What could having a MySpace page do for the library's reputation with teens and adults? Both positive and negative?

If "friends" sites are one click away from the library's page will the public associate the friend's page with the library?

How could the page represent the library as opposed to representing just the staff member(s) who created it?

Can MySpace use posted content any way they like? Can it be removed by the library or by MySpace staff at any time?

How do you tell how much a MySpace site is utilized by your patrons, besides the number of "friends" listed of course? Is there a way to keep track of visits? Is there a way to know if it's local people, libraries, authors etc., that is viewing the page?

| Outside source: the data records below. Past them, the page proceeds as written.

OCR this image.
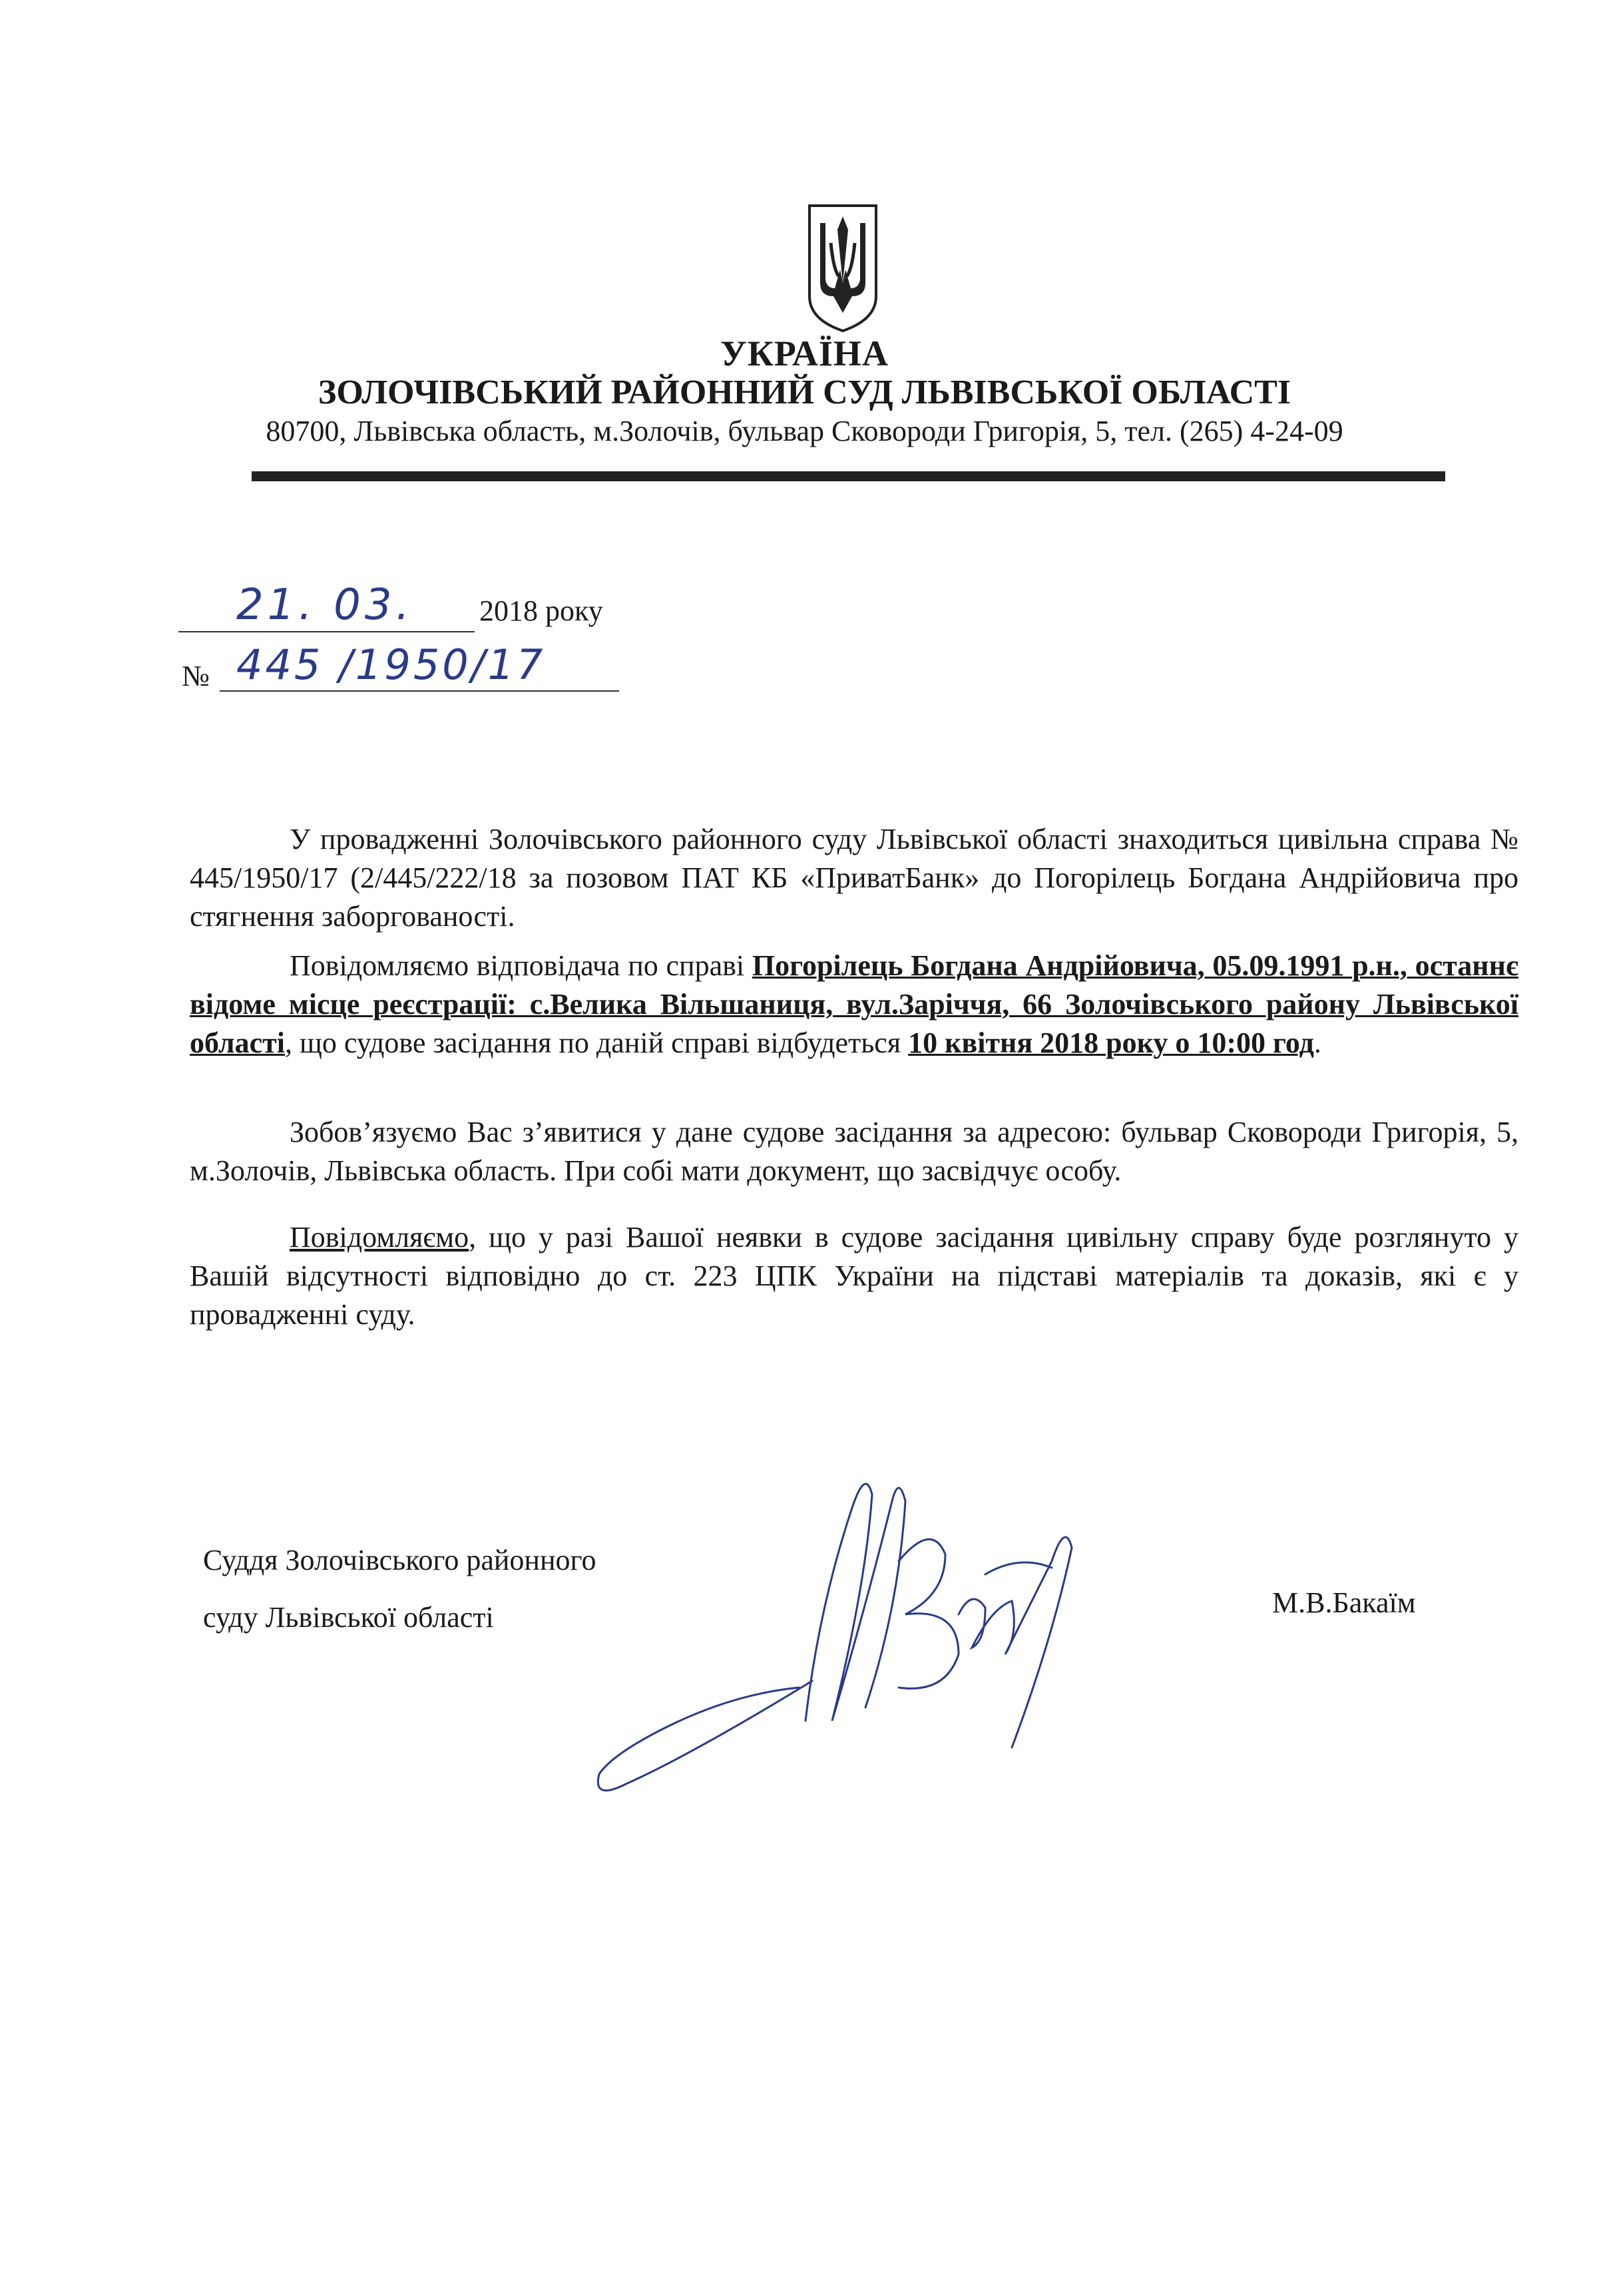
УКРАЇНА
ЗОЛОЧІВСЬКИЙ РАЙОННИЙ СУД ЛЬВІВСЬКОЇ ОБЛАСТІ
80700, Львівська область, м.Золочів, бульвар Сковороди Григорія, 5, тел. (265) 4-24-09
21. 03. 2018 року
№ 445 /1950/17
У провадженні Золочівського районного суду Львівської області знаходиться цивільна справа № 445/1950/17 (2/445/222/18 за позовом ПАТ КБ «ПриватБанк» до Погорілець Богдана Андрійовича про стягнення заборгованості.
Повідомляємо відповідача по справі Погорілець Богдана Андрійовича, 05.09.1991 р.н., останнє відоме місце реєстрації: с.Велика Вільшаниця, вул.Заріччя, 66 Золочівського району Львівської області, що судове засідання по даній справі відбудеться 10 квітня 2018 року о 10:00 год.
Зобов’язуємо Вас з’явитися у дане судове засідання за адресою: бульвар Сковороди Григорія, 5, м.Золочів, Львівська область. При собі мати документ, що засвідчує особу.
Повідомляємо, що у разі Вашої неявки в судове засідання цивільну справу буде розглянуто у Вашій відсутності відповідно до ст. 223 ЦПК України на підставі матеріалів та доказів, які є у провадженні суду.
Суддя Золочівського районного
суду Львівської області	М.В.Бакаїм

Other thoughts from the articles and blog discussion:

The Stoneham Public Library listed the age as the library's age and also has a cool slide show of the covers of new teen books. I like that Steele Creek Teen page included MySpace Safety information. The Denver Public Library (eVolver) not only has music and movie reviews but is even holding a YouTube contest for teens to submit their YouTube videos. The Carnegie Library of Pittsburg site has an appealing design.

David Lee King who is a digital branch and services manager (how cool is that they have a "digital branch") and uses his space well. It's nice that the blog part of MySpace will allow all "friends" of the library to be updated on events and new items at the library just by updating the blog. I am concerned about the amount of time it would take a staff member to keep the MySpace updated and relevant for the teens (which seems to be most libraries' primary audience). The teens are used to instant facts and entertainment. To keep them coming page the page would need to be updated regularly but also set-up in a fun appealing way.

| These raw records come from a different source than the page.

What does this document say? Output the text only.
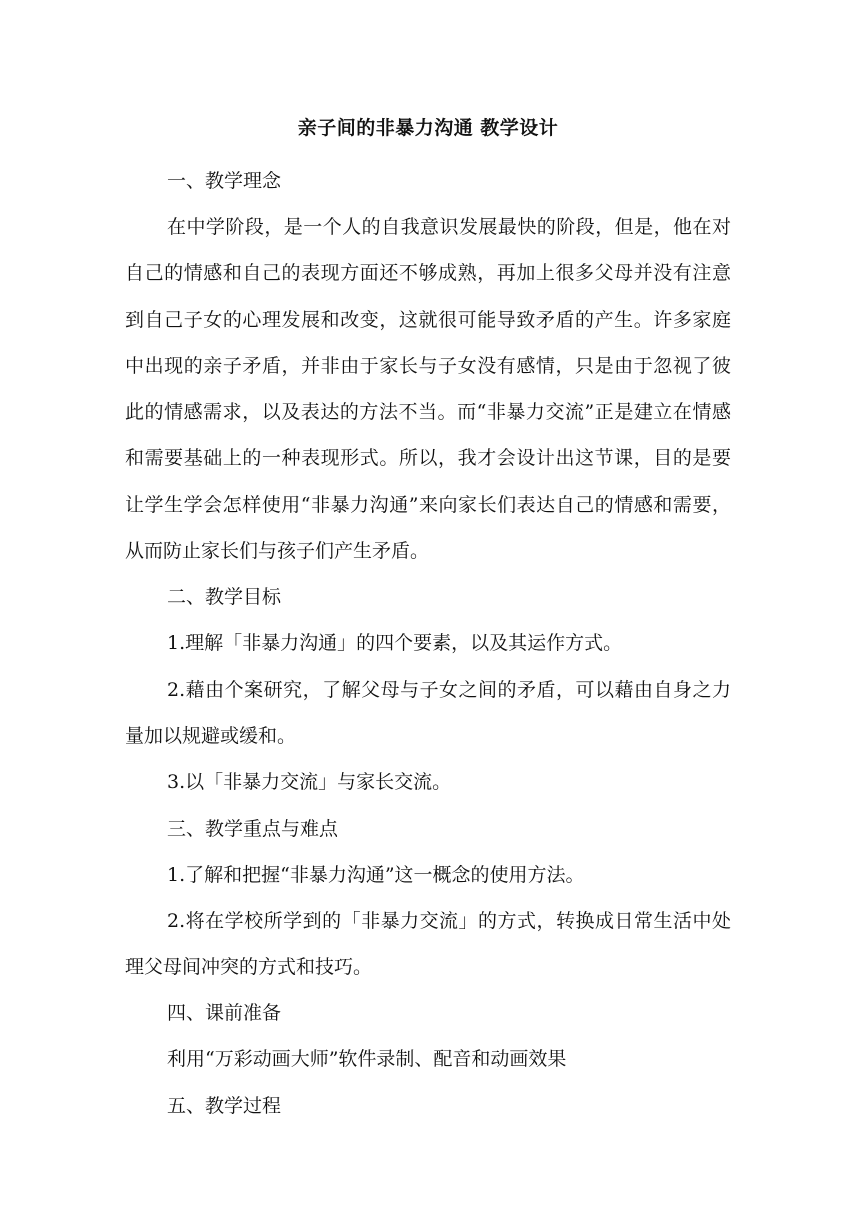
亲子间的非暴力沟通 教学设计

一、教学理念

在中学阶段，是一个人的自我意识发展最快的阶段，但是，他在对自己的情感和自己的表现方面还不够成熟，再加上很多父母并没有注意到自己子女的心理发展和改变，这就很可能导致矛盾的产生。许多家庭中出现的亲子矛盾，并非由于家长与子女没有感情，只是由于忽视了彼此的情感需求，以及表达的方法不当。而“非暴力交流”正是建立在情感和需要基础上的一种表现形式。所以，我才会设计出这节课，目的是要让学生学会怎样使用“非暴力沟通”来向家长们表达自己的情感和需要，从而防止家长们与孩子们产生矛盾。

二、教学目标

1.理解「非暴力沟通」的四个要素，以及其运作方式。

2.藉由个案研究，了解父母与子女之间的矛盾，可以藉由自身之力量加以规避或缓和。

3.以「非暴力交流」与家长交流。

三、教学重点与难点

1.了解和把握“非暴力沟通”这一概念的使用方法。

2.将在学校所学到的「非暴力交流」的方式，转换成日常生活中处理父母间冲突的方式和技巧。

四、课前准备

利用“万彩动画大师”软件录制、配音和动画效果

五、教学过程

MySpace Rant: I agree that education and parental involvement is the key to any kind of safety on the Internet. I hear some of our parents take the Internet way to lightly with their teens and others know nothing about it so they won't let their kids use it here either.

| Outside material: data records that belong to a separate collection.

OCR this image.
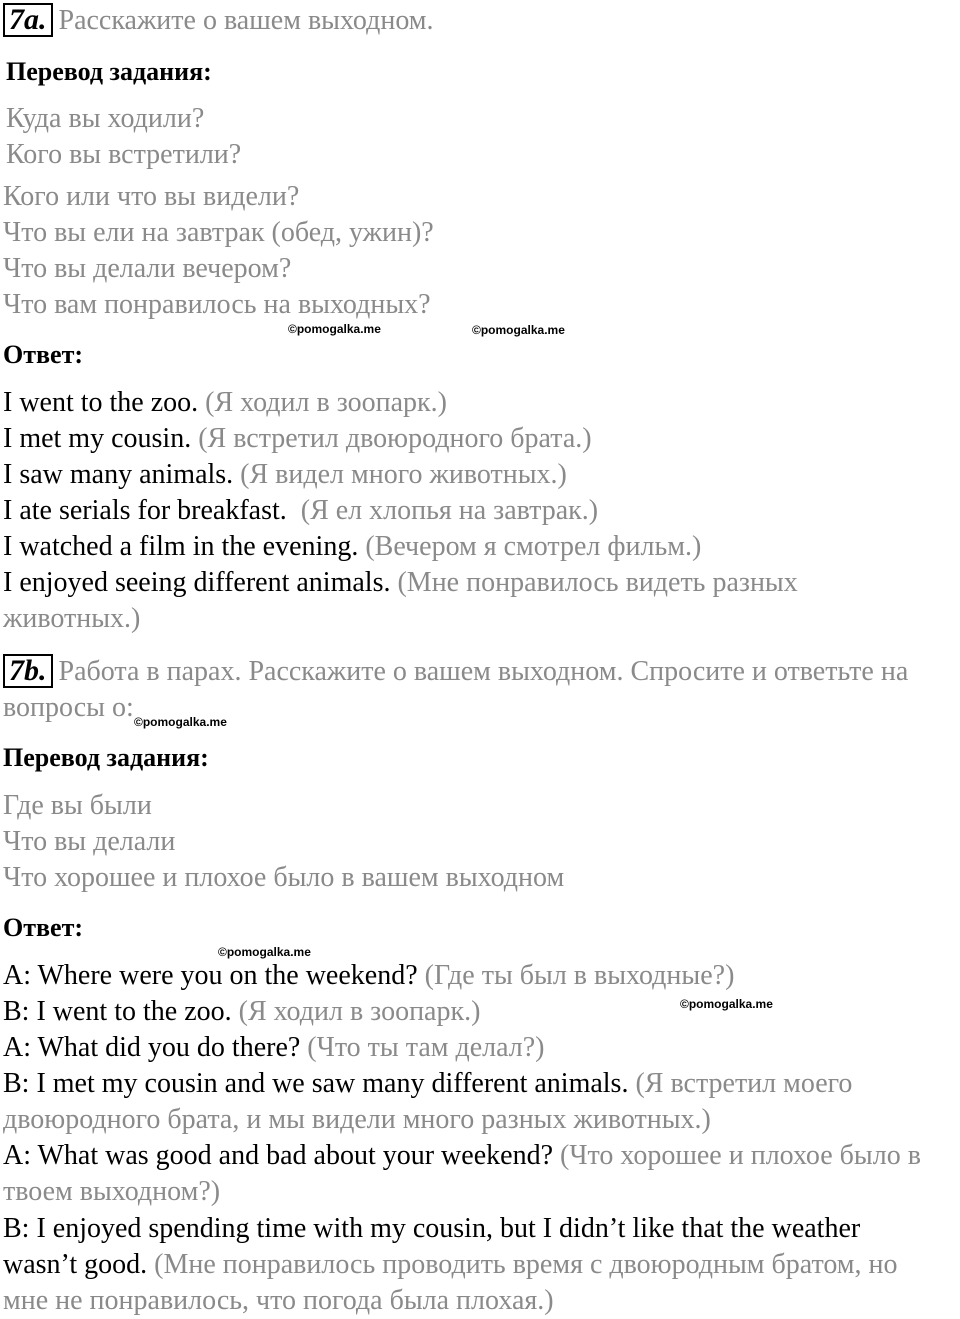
7a. Расскажите о вашем выходном.
Перевод задания:
Куда вы ходили?
Кого вы встретили?
Кого или что вы видели?
Что вы ели на завтрак (обед, ужин)?
Что вы делали вечером?
Что вам понравилось на выходных?
©pomogalka.me	©pomogalka.me
Ответ:
I went to the zoo. (Я ходил в зоопарк.)
I met my cousin. (Я встретил двоюродного брата.)
I saw many animals. (Я видел много животных.)
I ate serials for breakfast. (Я ел хлопья на завтрак.)
I watched a film in the evening. (Вечером я смотрел фильм.)
I enjoyed seeing different animals. (Мне понравилось видеть разных
животных.)
7b. Работа в парах. Расскажите о вашем выходном. Спросите и ответьте на
вопросы о: ©pomogalka.me
Перевод задания:
Где вы были
Что вы делали
Что хорошее и плохое было в вашем выходном
Ответ:
©pomogalka.me
A: Where were you on the weekend? (Где ты был в выходные?)
©pomogalka.me
B: I went to the zoo. (Я ходил в зоопарк.)
A: What did you do there? (Что ты там делал?)
B: I met my cousin and we saw many different animals. (Я встретил моего
двоюродного брата, и мы видели много разных животных.)
A: What was good and bad about your weekend? (Что хорошее и плохое было в
твоем выходном?)
B: I enjoyed spending time with my cousin, but I didn’t like that the weather
wasn’t good. (Мне понравилось проводить время с двоюродным братом, но
мне не понравилось, что погода была плохая.)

Librarian in Black: Is any potential danger the same as it is in a chat or email for inappropriate material, fraud or luring someone to met you? Most of the concerns above came from this blog.

Decoding My Space: Teens need to know Anyone can see what the put on their MySpace Page. MySpace started as a site for artists and musicians to connect. By Sept. 2006 it had more than 100 million profiles. One teen in the article was quoted as considering the Internet a more "evolved way of communicating instead of the telephone, cellphone or IM."

The article also commented about parents not understanding the technology so they avoid setting guidelines for their kids online. So, maybe the library should consider pointing out online safety to the parents as well. I know we do some on the Internet permission form but a lot of parent's don't read it, they just sign or they say something like "Oh, my kid won't go anywhere or do anything he/she shouldn't." Rarely, I've seen a parent take their 13 or 14-year-old aside and read through the Internet safety tips and discuss these with their teen. The article specifically mentioned that "friend" online does not mean the same thing as it does in the physical world. "Friend" just means a person I want to pay attention to online. Some teens will add strangers to their "friends" list just to increase the number of friends they have and appear popular.

MySpace is attempting to add some security measures. Such as they limit contact of anyone 18 or older to a teen unless the teen adds them to their "friends" list first. The MySpace staff also remove nude photos, and things that promote hate or racism. But anyone can still post suggestive photos or even photos of the crime they just committed. Some teens have been arrested after bragging online about a crime then posting the proof. Students have also used MySpace and other similar software, chat and email to bully others. Some students have even made up a bogus site about their classmates.

Teens, college students and even adults need to keep in mind that anyone can view what they have posted and the post could hurt college admissions and being hired.

Wired Magazine: Social Networking for Parents: I thought Parry's comments were good and to the point for both teens and parents.